No reason to be sorry - good to see that experts make mistakes as well…

When playing back a backup, I get a heep of error messages:

The database seems to be the same as before.
My fault?

These are not error messages, they are just a list of all the things that are getting restored to the database.

If you have a look in the backup file, there should be a line near the top that says something like DROP DATABASE tryton;. If the backup file contains this (which it should do if you ran the pg_dump command with the -C flag) then you can be pretty sure that any changes that you made to the database will have been removed.
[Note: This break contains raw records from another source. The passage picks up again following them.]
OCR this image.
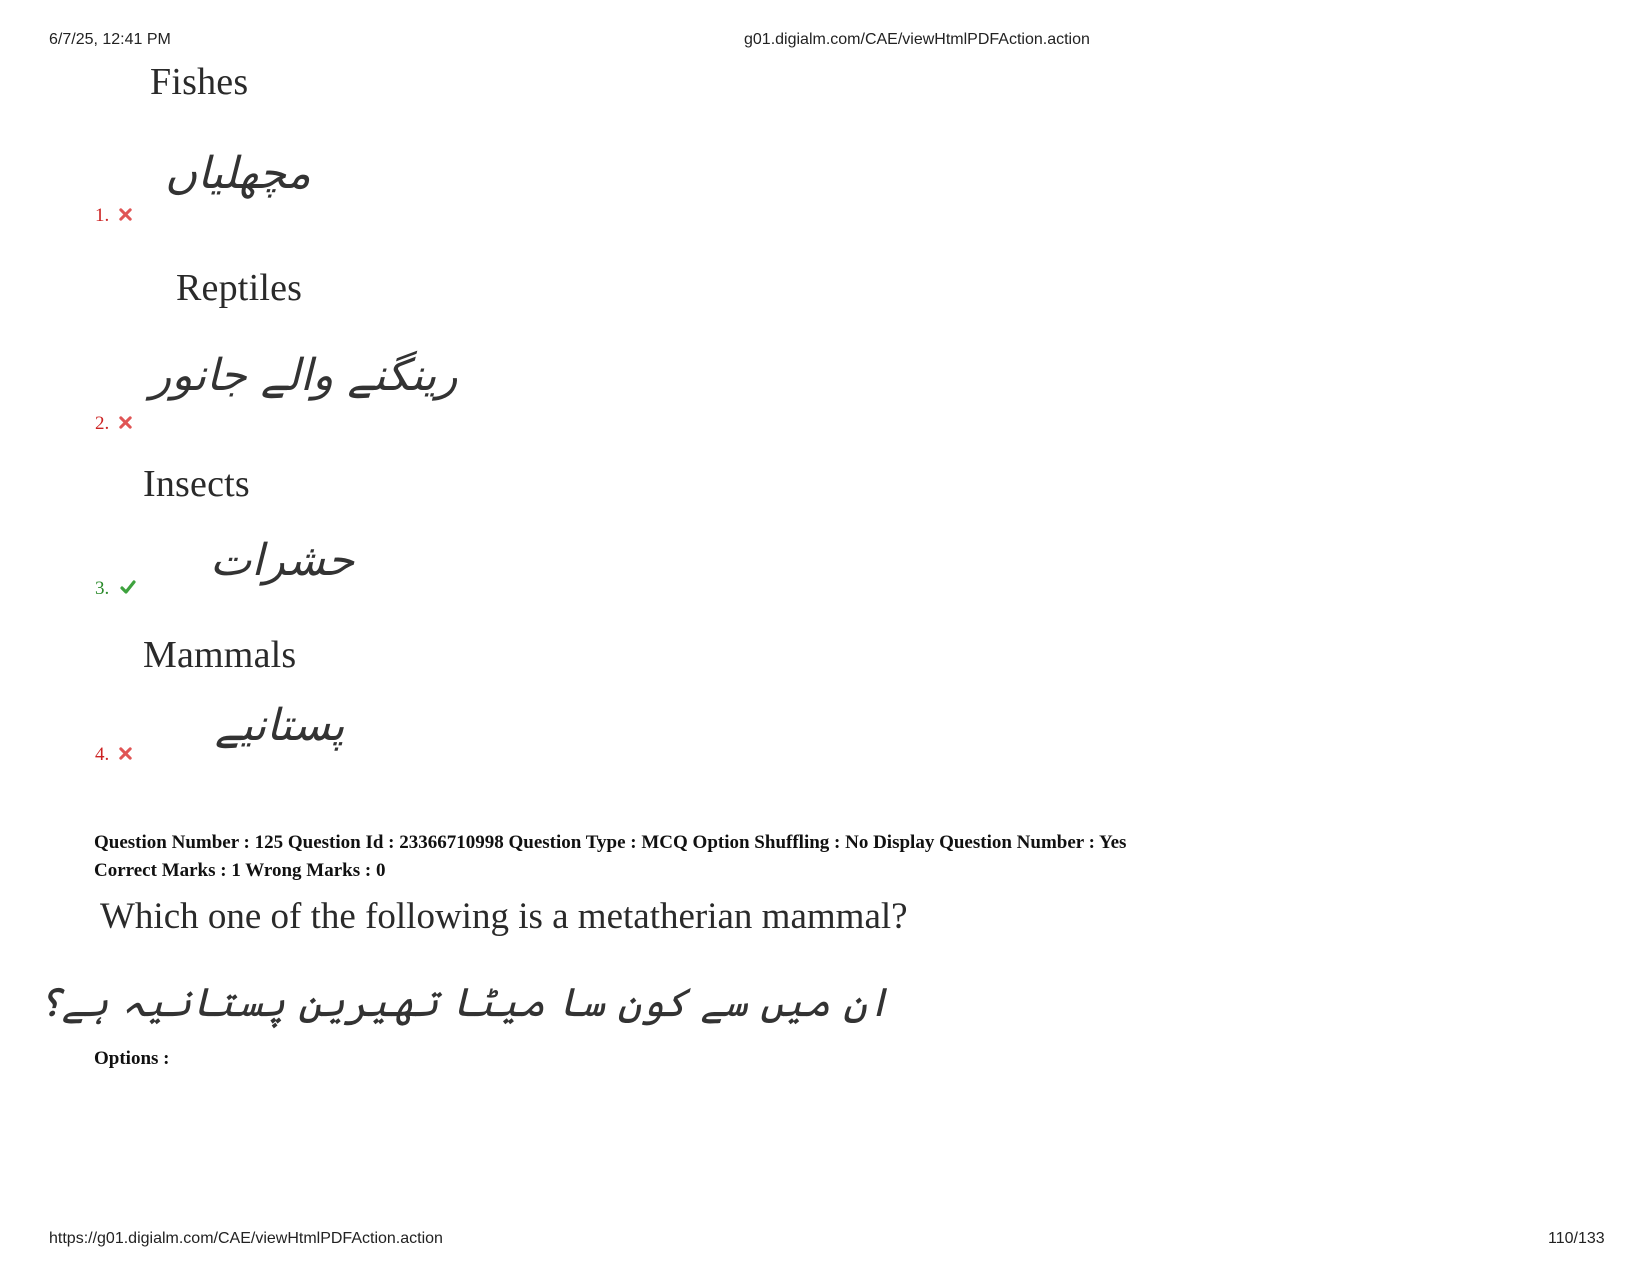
6/7/25, 12:41 PM	g01.digialm.com/CAE/viewHtmlPDFAction.action
Fishes
مچھلیاں
1.
Reptiles
رینگنے والے جانور
2.
Insects
حشرات
3.
Mammals
پستانیے
4.
Question Number : 125 Question Id : 23366710998 Question Type : MCQ Option Shuffling : No Display Question Number : Yes
Correct Marks : 1 Wrong Marks : 0
Which one of the following is a metatherian mammal?
ان میں سے کون سا میٹا تھیرین پستانیہ ہے؟
Options :
https://g01.digialm.com/CAE/viewHtmlPDFAction.action	110/133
So, make sure the tryton server is restarted (which it will be if you do the commands you listed before), and the client as it may be caching some of the data. To restart the web client use the reload button in the toolbar of your browser.

Good morning.
Sorry, still in trouble… ):

Today, I did an entry to “parties” and tried to save the database:

$ sudo docker stop tryton
$ sudo docker ps
ed01cfc74801 postgres “docker-entrypoint.s…” 19 hours ago Up 25 minutes 5432/tcp tryton-postgres
$ sudo docker exec ed01cfc74801 pg_dump -U postgres -O postgres >29.4.20.sql

And I got a tiny database dump, hardly containing anything:

Seems to be a bit away from the final goal…

Seems you miss to add dbname “tryton” ?
… pg_dump -d tryton …

I tried again with this line:

and it worked, I could find my input changes in the dump. Probabely my copy/paste error.